Insistons à présent sur quelques personnalités
considérables, qui furent mêlées à l'oeuvre laborieuse des grands
conciles réformateurs.
Pierre d'Ailly (5) fut
un vaste esprit. Il composa un
commentaire fameux sur la Météorologie d'Aristote et un ouvrage de
géographie, Imago mundi, qui devait
être le livre de chevet de Christophe Colomb. Il fut un orateur
remarquable, honoré du titre d' « aigle de France ».

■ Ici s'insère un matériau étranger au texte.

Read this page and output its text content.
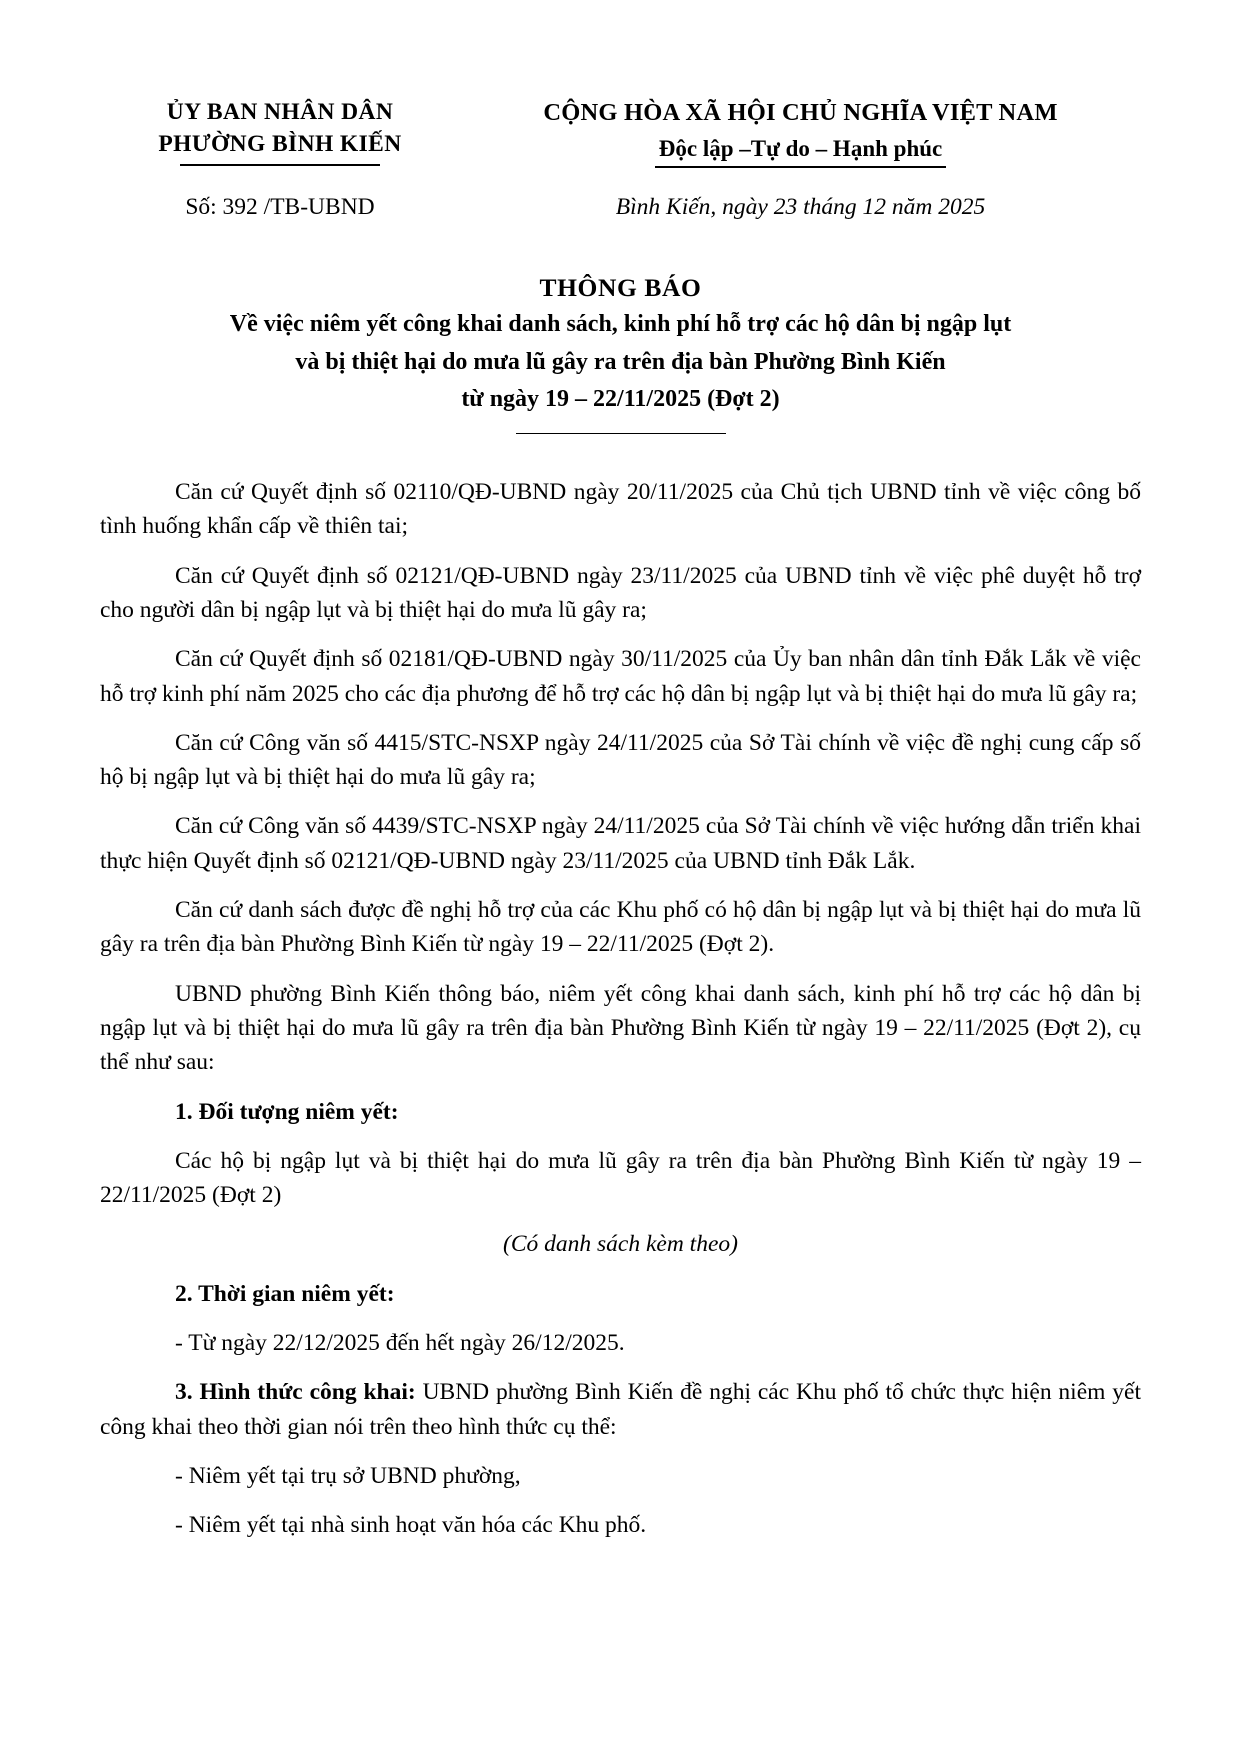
ỦY BAN NHÂN DÂN
PHƯỜNG BÌNH KIẾN
CỘNG HÒA XÃ HỘI CHỦ NGHĨA VIỆT NAM
Độc lập –Tự do – Hạnh phúc
Số: 392 /TB-UBND	Bình Kiến, ngày 23 tháng 12 năm 2025
THÔNG BÁO
Về việc niêm yết công khai danh sách, kinh phí hỗ trợ các hộ dân bị ngập lụt
và bị thiệt hại do mưa lũ gây ra trên địa bàn Phường Bình Kiến
từ ngày 19 – 22/11/2025 (Đợt 2)

Căn cứ Quyết định số 02110/QĐ-UBND ngày 20/11/2025 của Chủ tịch UBND tỉnh về việc công bố tình huống khẩn cấp về thiên tai;

Căn cứ Quyết định số 02121/QĐ-UBND ngày 23/11/2025 của UBND tỉnh về việc phê duyệt hỗ trợ cho người dân bị ngập lụt và bị thiệt hại do mưa lũ gây ra;

Căn cứ Quyết định số 02181/QĐ-UBND ngày 30/11/2025 của Ủy ban nhân dân tỉnh Đắk Lắk về việc hỗ trợ kinh phí năm 2025 cho các địa phương để hỗ trợ các hộ dân bị ngập lụt và bị thiệt hại do mưa lũ gây ra;

Căn cứ Công văn số 4415/STC-NSXP ngày 24/11/2025 của Sở Tài chính về việc đề nghị cung cấp số hộ bị ngập lụt và bị thiệt hại do mưa lũ gây ra;

Căn cứ Công văn số 4439/STC-NSXP ngày 24/11/2025 của Sở Tài chính về việc hướng dẫn triển khai thực hiện Quyết định số 02121/QĐ-UBND ngày 23/11/2025 của UBND tỉnh Đắk Lắk.

Căn cứ danh sách được đề nghị hỗ trợ của các Khu phố có hộ dân bị ngập lụt và bị thiệt hại do mưa lũ gây ra trên địa bàn Phường Bình Kiến từ ngày 19 – 22/11/2025 (Đợt 2).

UBND phường Bình Kiến thông báo, niêm yết công khai danh sách, kinh phí hỗ trợ các hộ dân bị ngập lụt và bị thiệt hại do mưa lũ gây ra trên địa bàn Phường Bình Kiến từ ngày 19 – 22/11/2025 (Đợt 2), cụ thể như sau:

1. Đối tượng niêm yết:

Các hộ bị ngập lụt và bị thiệt hại do mưa lũ gây ra trên địa bàn Phường Bình Kiến từ ngày 19 – 22/11/2025 (Đợt 2)

(Có danh sách kèm theo)

2. Thời gian niêm yết:

- Từ ngày 22/12/2025 đến hết ngày 26/12/2025.

3. Hình thức công khai: UBND phường Bình Kiến đề nghị các Khu phố tổ chức thực hiện niêm yết công khai theo thời gian nói trên theo hình thức cụ thể:

- Niêm yết tại trụ sở UBND phường,

- Niêm yết tại nhà sinh hoạt văn hóa các Khu phố.
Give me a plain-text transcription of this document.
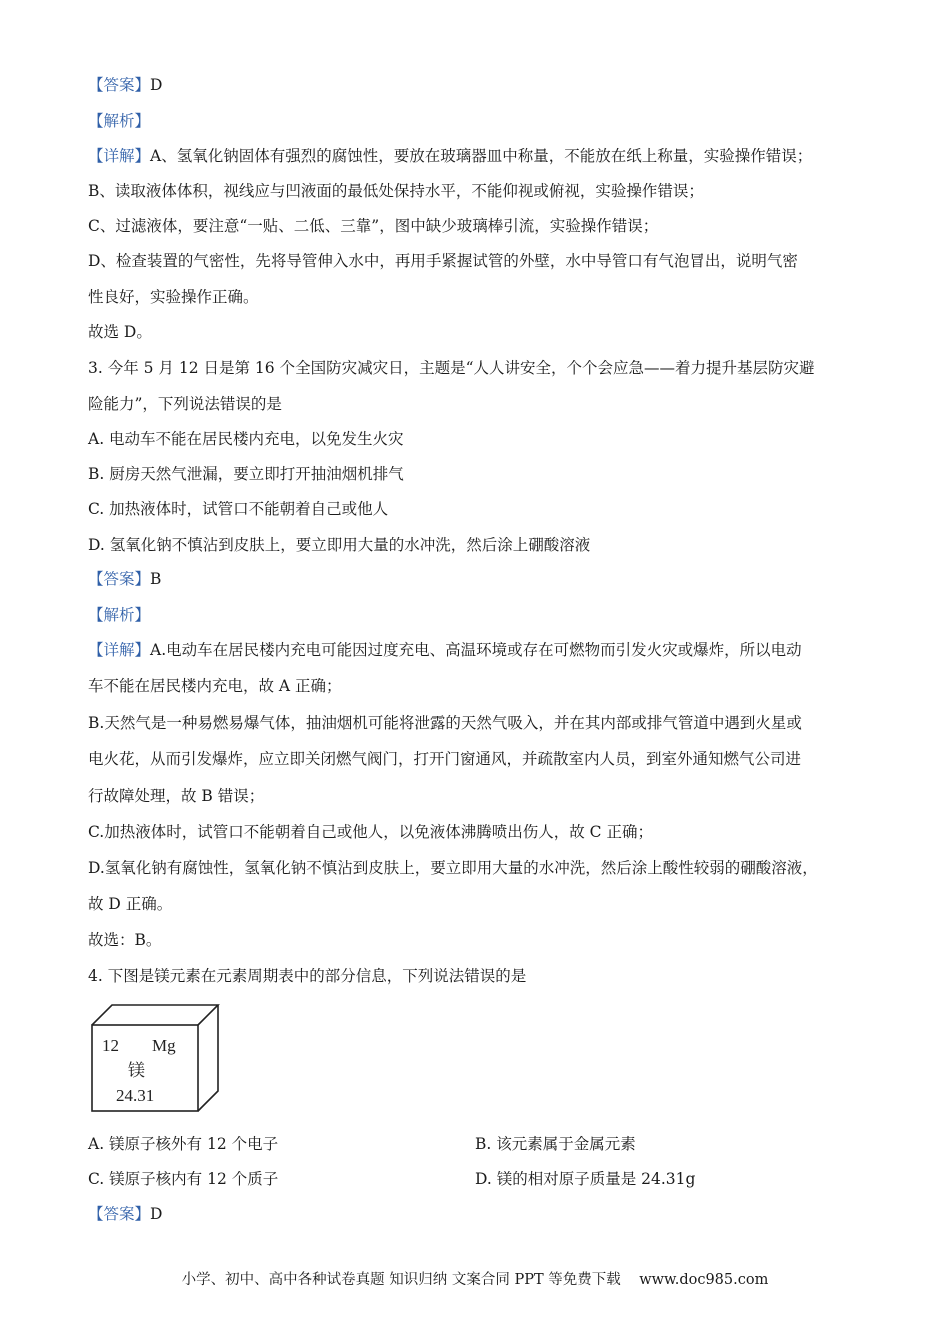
【答案】D
【解析】
【详解】A、氢氧化钠固体有强烈的腐蚀性，要放在玻璃器皿中称量，不能放在纸上称量，实验操作错误；
B、读取液体体积，视线应与凹液面的最低处保持水平，不能仰视或俯视，实验操作错误；
C、过滤液体，要注意“一贴、二低、三靠”，图中缺少玻璃棒引流，实验操作错误；
D、检查装置的气密性，先将导管伸入水中，再用手紧握试管的外壁，水中导管口有气泡冒出，说明气密
性良好，实验操作正确。
故选 D。
3. 今年 5 月 12 日是第 16 个全国防灾减灾日，主题是“人人讲安全，个个会应急——着力提升基层防灾避
险能力”，下列说法错误的是
A. 电动车不能在居民楼内充电，以免发生火灾
B. 厨房天然气泄漏，要立即打开抽油烟机排气
C. 加热液体时，试管口不能朝着自己或他人
D. 氢氧化钠不慎沾到皮肤上，要立即用大量的水冲洗，然后涂上硼酸溶液
【答案】B
【解析】
【详解】A.电动车在居民楼内充电可能因过度充电、高温环境或存在可燃物而引发火灾或爆炸，所以电动
车不能在居民楼内充电，故 A 正确；
B.天然气是一种易燃易爆气体，抽油烟机可能将泄露的天然气吸入，并在其内部或排气管道中遇到火星或
电火花，从而引发爆炸，应立即关闭燃气阀门，打开门窗通风，并疏散室内人员，到室外通知燃气公司进
行故障处理，故 B 错误；
C.加热液体时，试管口不能朝着自己或他人，以免液体沸腾喷出伤人，故 C 正确；
D.氢氧化钠有腐蚀性，氢氧化钠不慎沾到皮肤上，要立即用大量的水冲洗，然后涂上酸性较弱的硼酸溶液，
故 D 正确。
故选：B。
4. 下图是镁元素在元素周期表中的部分信息，下列说法错误的是
12 Mg
镁
24.31
A. 镁原子核外有 12 个电子	B. 该元素属于金属元素
C. 镁原子核内有 12 个质子	D. 镁的相对原子质量是 24.31g
【答案】D
小学、初中、高中各种试卷真题 知识归纳 文案合同 PPT 等免费下载 www.doc985.com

Principal du Collège de Navarre à Paris, puis chancelier de
l'université (1389), il devint évêque puis cardinal. Il s'est
distingué
par ses traités sur la réforme de l'Eglise. Son premier essai avait
été
un discours recommandant la convocation d'un concile général pour
faire
cesser le Schisme (1381). Il avait écrit ensuite une lettre soi-disant
émanée du diable (epistola diaboli Leviathan), enjoignant à ses amis
et
vassaux - les prélats - de continuer à diviser l'Eglise et à la
déshonorer. On lui a attribué, sans preuves décisives, un traité Sur
la
difficulté de réformer l'Eglise et un autre Sur la nécessité de la
Réforme de l'Église (6). À Pise et
à Constance, il soutint la
suprématie des conciles et dans le procès de Jean XXIII il se prononça
contre lui. Après l'élection de Martin V. il devint légat de ce pape,
avec résidence en Avignon, où il mourut en 1420.
Jean Charlier, dit Gerson
(1363-1429), originaire du village de ce nom, dans le diocèse de
Reims,
fut élève de Pierre d'Ailly au Collège de Navarre, et, quand son
maître
eut été élevé à l'épiscopat (1395), il devint chancelier de
l'université (7).
Il défendit lui aussi la thèse de la suprématie de I'Eglise sur le
pape. Dans un sermon sensationnel prêché en 1404 à Tarascon devant
Benoît XIII, il osa dire que l'on peut être sauvé sans le pape (potest
absque papà stare salus), et il réclama la convocation d'un concile
général. On sait que l'assemblée de Pise (1409), à laquelle,
d'ailleurs, il n'assistait pas, s'inspira de deux de ses traités, et
que dans son sermon du 23 mars 1415
à Constance, il plaça l'Eglise au-dessus de la papauté. À ce dernier
concile, il soutint le retrait de la coupe aux laïques, en alléguant
que le Christ n'avait donné qu'aux apôtres la communion sous les deux
espèces. Il insista également sur le danger de souiller le vin par les
longues barbes des laïques, et sur la difficulté de le distribuer à de
grandes foules. Il s'honora en protestant, avec l'université de Paris,
contre le franciscain Jean Petit qui avait approuvé le meurtre du duc
d'Orléans. Il passa les dix dernières années de sa vie à Lyon.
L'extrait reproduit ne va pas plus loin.